Fumetti neri

Fumetti neri (Italian for "black comics") is a subgenre of Italian comics, born in Italy with the creation of the Diabolik character (1962).

Overview

The "Fumetti neri" name comes from "cronaca nera", the Italian name for crime news. Among the inspirations of the genre there were the Gothic literature, the French feuilleton and the Italian horror cinema. In a local market characterized from comics devoted to an young audience, the immediate commercial success of Diabolik revealed a niche of adult readers interested in adult and sometimes exploitive themes characterized by violence and sex references.[1]

The heroes of fumetti neri were more anti-hero or villain than traditional heroes, and Diabolik himself was very loosely based on the French Fantômas character. The subsequent main characters in these comics were all inspired on Diabolik and often had a K in their names. They included Kriminal (a more violent version of Diabolik by Magnus and Max Bunker), Satanik ( a female version of Diabolik by the same authors but with supernatural and horrific elements) and Sadik.[1]

The large success of this genre led in 1965 to public campaigns against them, and even to trials and judicial seizures. As a result, from 1966 some comics remarkably reduced violence and erotic situations, and tried to open themselves to a younger and wider audience, while others, the so-called "vietati ai minori" ("restricted to the minors") exploited their status, increasing the levels of sex, and sometimes becoming openly pornographic.[1]

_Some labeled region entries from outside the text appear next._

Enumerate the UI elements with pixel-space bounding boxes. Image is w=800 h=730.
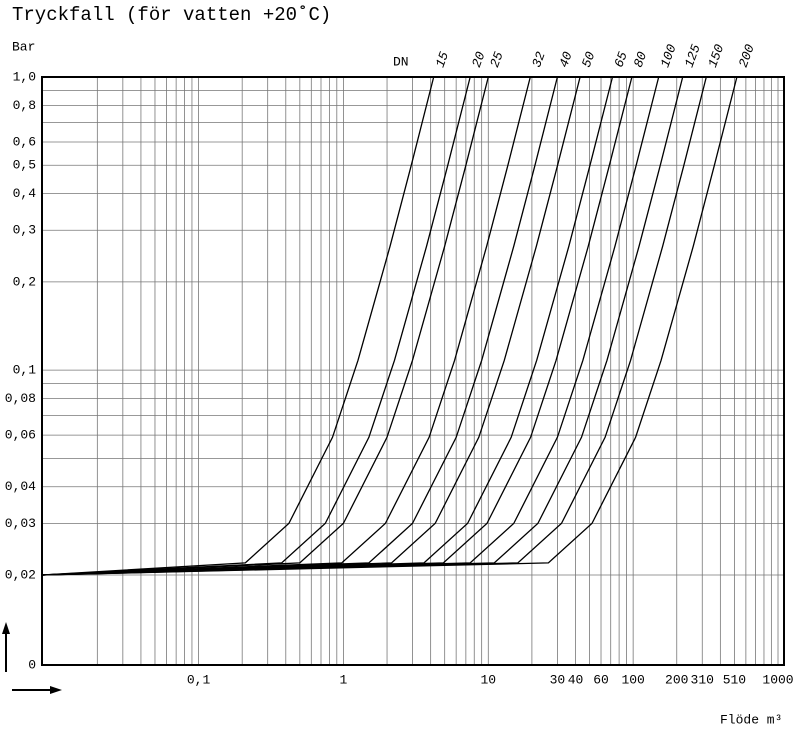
- series-label: 40: [556, 50, 575, 70]
- curve: [41, 76, 471, 576]
- y-tick-label: 0,2: [13, 274, 36, 289]
- y-tick-label: 0,3: [13, 223, 36, 238]
- curve: [41, 76, 489, 576]
- series-label: 125: [682, 42, 704, 69]
- x-tick-label: 1000: [762, 672, 793, 687]
- series-label-group: 15: [433, 50, 452, 70]
- curve: [41, 76, 738, 576]
- y-tick-label: 0,02: [5, 567, 36, 582]
- curve: [41, 76, 707, 576]
- y-tick-label: 0,6: [13, 134, 36, 149]
- series-label: 100: [658, 42, 680, 69]
- y-axis-label: Bar: [12, 39, 35, 54]
- y-tick-label: 0: [28, 657, 36, 672]
- y-tick-label: 0,4: [13, 186, 37, 201]
- x-tick-label: 0,1: [187, 672, 211, 687]
- series-label-group: 25: [487, 50, 506, 70]
- series-label: 65: [611, 50, 630, 70]
- chart-title: Tryckfall (för vatten +20˚C): [12, 4, 331, 26]
- series-label: 200: [736, 42, 758, 69]
- axis-arrows: [2, 622, 62, 694]
- series-label-group: 20: [469, 50, 488, 70]
- series-label-group: 65: [611, 50, 630, 70]
- curve: [41, 76, 559, 576]
- x-tick-label: 1: [340, 672, 348, 687]
- series-label: 50: [579, 50, 598, 70]
- curve: [41, 76, 684, 576]
- plot-frame: [41, 76, 785, 666]
- series-label: 15: [433, 50, 452, 70]
- x-tick-label: 510: [723, 672, 746, 687]
- curve: [41, 76, 581, 576]
- series-label-group: 80: [631, 50, 650, 70]
- x-tick-label: 10: [480, 672, 496, 687]
- series-label-group: 100: [658, 42, 680, 69]
- y-tick-label: 0,08: [5, 391, 36, 406]
- series-label-group: 200: [736, 42, 758, 69]
- series-label-group: 32: [529, 50, 548, 70]
- y-tick-label: 0,1: [13, 363, 37, 378]
- curve: [41, 76, 633, 576]
- series-label: 32: [529, 50, 548, 70]
- series-label: 25: [487, 50, 506, 70]
- x-tick-label: 200: [665, 672, 688, 687]
- y-tick-label: 0,03: [5, 516, 36, 531]
- curve: [41, 76, 614, 576]
- x-tick-label: 310: [691, 672, 714, 687]
- x-tick-label: 100: [621, 672, 644, 687]
- x-axis-label: Flöde m³: [720, 712, 782, 727]
- series-label-group: 125: [682, 42, 704, 69]
- curve: [41, 76, 660, 576]
- legend-title: DN: [393, 54, 409, 69]
- x-tick-label: 30: [550, 672, 566, 687]
- series-label: 80: [631, 50, 650, 70]
- series-label: 20: [469, 50, 488, 70]
- x-tick-label: 60: [593, 672, 609, 687]
- series-label-group: 50: [579, 50, 598, 70]
- series-label: 150: [705, 42, 727, 69]
- y-tick-label: 1,0: [13, 69, 36, 84]
- y-tick-label: 0,06: [5, 428, 36, 443]
- curve: [41, 76, 435, 576]
- y-tick-label: 0,8: [13, 98, 36, 113]
- curve: [41, 76, 531, 576]
- series-label-group: 40: [556, 50, 575, 70]
- x-tick-label: 40: [568, 672, 584, 687]
- y-tick-label: 0,5: [13, 158, 36, 173]
- series-label-group: 150: [705, 42, 727, 69]
- y-tick-label: 0,04: [5, 479, 36, 494]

In France, these comics were published in digest size editions by the likes of Elvifrance.

Legacy

It was in the scene set by the fumetti neri that fumetti d'autore/auteur comics—comics published in magazines such as linus (1965ff.), Il Sergente Kirk (July 1967 – December 1969), Eureka (November 1967 – November 1967), Il Mago (April 1972 – December 1980), Frigidaire (December 1980ff.)—found a favorable ground for development in Italy in the middle sixties.[2]

References

  1. 1 2 3 Simone Castaldi. Drawn and Dangerous: Italian Comics of the 1970s and 1980s. University Press of Mississippi, 2010. ISBN 978-1-60473-749-3.
  2. Gino Moliterno (ed.), Encyclopedia of Contemporary Italian Culture, Routledge, 2002: "comics".